Jade Eckardt 25 May 2017 // 12:27PM GMT
LONDON — A brand's relevance is more important to consumers than truth and trustworthiness, according to Golin's first Global Relevance Review.
The study found that although consumers have been continually let down by perceived brand trustworthiness and truthfulness, they continue to buy their products if the brand has relevance, and is talked about and recommended by others.
"Relevance is what attracts and keeps people paying attention to what brands have to say and moved them to act," said Matt Neale, co-CEO, Golin. "This is something that we, as marketers and communicators, can directly impact. We’ve been studying, and perfecting the art of analysing relevance for years because we understand that it is the most important measurement of a brand."
In a post-truth environment, the study reveals that 91% of the most relevant brands exceed the expectation when it comes to being popular. Having lost faith in brands and institutions, people are looking to each other – friends, family, advocates and influencers – for validation in the choices they are making
Even so, the study also found that social media (59%) and television (57%) consistently ranked first and second above word of mouth from friends and family (45%) as the most relevant source of news and information. Faith in word of mouth varies between genders, being more relevant to women (50%) than men (39%). The top characteristics of information people found relevant were useful and practical (54%), informative (53%), and funny (35%), topping others including inspiring, shocking, and exciting.
Brand popularity drove relevance in each of the three categories studied: social media, personal banking, and automotive. The study found that people want entertainment over truth in social media and prefer local banking over global. Because banks have under delivered, unique relevance drivers have emerged, but automotive has yet to have a breakout relevance leader.
To underpin the big data with small town intelligence, Golin studied residents in two towns in the US and UK: Seymour, Indiana and Preston, England, respectively. They found that residents felt forgotten by government, mainstream media, and big companies. While brand loyalty in tight knit communicates remains extremely powerful, many companies are not tapping into this dynamic.
"We know that big data only tells one part of the story," said Jesse Dienstag, executive director and head of planning at Golin.

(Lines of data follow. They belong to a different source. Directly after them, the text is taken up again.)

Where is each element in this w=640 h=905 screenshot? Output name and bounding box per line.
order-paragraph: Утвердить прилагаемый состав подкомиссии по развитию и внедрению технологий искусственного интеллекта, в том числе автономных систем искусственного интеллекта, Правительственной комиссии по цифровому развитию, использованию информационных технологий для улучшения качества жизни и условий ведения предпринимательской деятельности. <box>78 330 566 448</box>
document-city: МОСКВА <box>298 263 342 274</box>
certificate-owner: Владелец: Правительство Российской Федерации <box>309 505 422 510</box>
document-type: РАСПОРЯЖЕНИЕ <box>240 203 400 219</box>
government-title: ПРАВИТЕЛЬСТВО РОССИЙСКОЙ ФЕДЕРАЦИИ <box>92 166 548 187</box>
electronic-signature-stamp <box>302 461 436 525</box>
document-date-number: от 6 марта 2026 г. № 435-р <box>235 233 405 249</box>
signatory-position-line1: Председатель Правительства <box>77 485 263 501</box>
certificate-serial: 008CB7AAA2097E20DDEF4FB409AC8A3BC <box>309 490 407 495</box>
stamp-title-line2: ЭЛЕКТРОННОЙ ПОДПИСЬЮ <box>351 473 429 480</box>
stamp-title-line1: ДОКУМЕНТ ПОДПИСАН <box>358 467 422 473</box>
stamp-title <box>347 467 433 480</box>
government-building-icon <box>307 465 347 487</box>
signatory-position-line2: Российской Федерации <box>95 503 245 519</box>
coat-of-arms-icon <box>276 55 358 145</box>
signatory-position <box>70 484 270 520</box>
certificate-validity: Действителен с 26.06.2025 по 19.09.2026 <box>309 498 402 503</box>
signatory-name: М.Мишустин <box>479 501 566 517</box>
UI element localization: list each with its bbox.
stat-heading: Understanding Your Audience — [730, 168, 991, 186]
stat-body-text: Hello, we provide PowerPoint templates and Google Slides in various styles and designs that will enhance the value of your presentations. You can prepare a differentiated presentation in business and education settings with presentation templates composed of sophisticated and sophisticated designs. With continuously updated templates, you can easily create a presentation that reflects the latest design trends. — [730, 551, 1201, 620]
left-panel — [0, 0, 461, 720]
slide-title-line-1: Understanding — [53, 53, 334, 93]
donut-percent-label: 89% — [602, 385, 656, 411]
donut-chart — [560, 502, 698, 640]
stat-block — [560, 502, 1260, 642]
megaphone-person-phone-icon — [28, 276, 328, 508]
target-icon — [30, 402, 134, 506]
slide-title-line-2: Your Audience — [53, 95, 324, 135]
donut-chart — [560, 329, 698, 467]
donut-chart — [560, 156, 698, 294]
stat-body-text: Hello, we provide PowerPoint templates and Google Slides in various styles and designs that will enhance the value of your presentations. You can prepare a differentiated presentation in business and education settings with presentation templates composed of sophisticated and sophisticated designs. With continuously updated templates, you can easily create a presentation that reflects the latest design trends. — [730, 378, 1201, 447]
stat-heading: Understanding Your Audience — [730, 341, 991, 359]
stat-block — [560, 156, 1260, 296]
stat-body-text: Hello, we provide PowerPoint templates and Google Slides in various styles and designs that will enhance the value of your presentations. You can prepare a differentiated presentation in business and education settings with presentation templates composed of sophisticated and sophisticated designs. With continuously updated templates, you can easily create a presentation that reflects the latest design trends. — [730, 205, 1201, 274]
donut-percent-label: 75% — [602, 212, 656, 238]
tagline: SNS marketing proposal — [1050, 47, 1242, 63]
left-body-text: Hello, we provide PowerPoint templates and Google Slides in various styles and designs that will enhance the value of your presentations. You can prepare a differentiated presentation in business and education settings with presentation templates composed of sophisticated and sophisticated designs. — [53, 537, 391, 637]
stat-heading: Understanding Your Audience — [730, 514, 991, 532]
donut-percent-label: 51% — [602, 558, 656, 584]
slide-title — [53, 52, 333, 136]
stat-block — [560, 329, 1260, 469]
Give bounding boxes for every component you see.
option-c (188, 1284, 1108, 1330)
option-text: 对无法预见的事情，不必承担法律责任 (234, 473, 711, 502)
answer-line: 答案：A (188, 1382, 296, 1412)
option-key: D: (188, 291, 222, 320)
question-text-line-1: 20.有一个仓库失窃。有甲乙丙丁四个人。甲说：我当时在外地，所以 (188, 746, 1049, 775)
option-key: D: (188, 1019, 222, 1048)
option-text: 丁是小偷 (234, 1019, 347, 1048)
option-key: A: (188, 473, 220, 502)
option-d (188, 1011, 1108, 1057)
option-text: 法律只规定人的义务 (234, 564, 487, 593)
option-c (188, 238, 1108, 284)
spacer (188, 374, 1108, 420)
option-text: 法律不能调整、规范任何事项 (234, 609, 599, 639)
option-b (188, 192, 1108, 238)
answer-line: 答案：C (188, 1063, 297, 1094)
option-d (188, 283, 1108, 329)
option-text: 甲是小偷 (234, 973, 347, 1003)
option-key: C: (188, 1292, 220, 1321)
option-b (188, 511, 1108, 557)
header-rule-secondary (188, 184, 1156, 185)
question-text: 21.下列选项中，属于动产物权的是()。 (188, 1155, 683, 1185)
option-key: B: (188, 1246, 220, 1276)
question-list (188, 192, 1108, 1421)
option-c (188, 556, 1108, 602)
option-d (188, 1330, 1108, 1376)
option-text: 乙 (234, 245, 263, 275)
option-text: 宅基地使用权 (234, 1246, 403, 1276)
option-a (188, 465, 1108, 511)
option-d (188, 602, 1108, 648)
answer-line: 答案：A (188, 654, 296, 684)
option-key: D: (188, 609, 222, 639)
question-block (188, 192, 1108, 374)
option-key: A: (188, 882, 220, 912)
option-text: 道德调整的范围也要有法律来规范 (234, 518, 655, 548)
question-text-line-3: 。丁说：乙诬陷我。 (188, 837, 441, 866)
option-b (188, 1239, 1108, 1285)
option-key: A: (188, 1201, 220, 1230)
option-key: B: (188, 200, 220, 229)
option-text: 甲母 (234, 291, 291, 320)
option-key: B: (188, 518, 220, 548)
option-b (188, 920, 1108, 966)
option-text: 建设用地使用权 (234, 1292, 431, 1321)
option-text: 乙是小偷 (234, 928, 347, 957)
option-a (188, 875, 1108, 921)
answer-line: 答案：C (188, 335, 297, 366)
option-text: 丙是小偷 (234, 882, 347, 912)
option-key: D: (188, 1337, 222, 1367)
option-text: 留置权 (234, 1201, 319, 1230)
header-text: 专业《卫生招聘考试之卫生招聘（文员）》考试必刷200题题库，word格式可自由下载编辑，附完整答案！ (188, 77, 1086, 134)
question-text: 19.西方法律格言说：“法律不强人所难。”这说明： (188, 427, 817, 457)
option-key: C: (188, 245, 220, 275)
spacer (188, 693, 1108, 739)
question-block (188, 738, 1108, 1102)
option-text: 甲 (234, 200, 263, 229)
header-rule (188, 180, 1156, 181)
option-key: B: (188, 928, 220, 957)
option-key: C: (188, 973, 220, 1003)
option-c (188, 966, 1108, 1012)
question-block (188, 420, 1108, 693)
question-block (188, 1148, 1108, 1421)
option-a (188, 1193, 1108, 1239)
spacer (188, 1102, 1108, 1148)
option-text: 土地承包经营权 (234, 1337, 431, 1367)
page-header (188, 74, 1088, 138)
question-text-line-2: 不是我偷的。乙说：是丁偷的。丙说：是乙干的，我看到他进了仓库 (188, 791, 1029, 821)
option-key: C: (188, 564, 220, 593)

So we paired our global study with some small town intelligence. We think this is a critical complement to any kind of research that is being done today, especially in a post-Trump, post-Brexit world. And it's something that a lot of brands and companies are missing."
Golin conducted the three-year study partnered with the USC Annenberg School for Journalism and Communications. The firm studied 13,000 people in 13 markets on four continents, focusing on what drives relevance for categories and brands across the globe.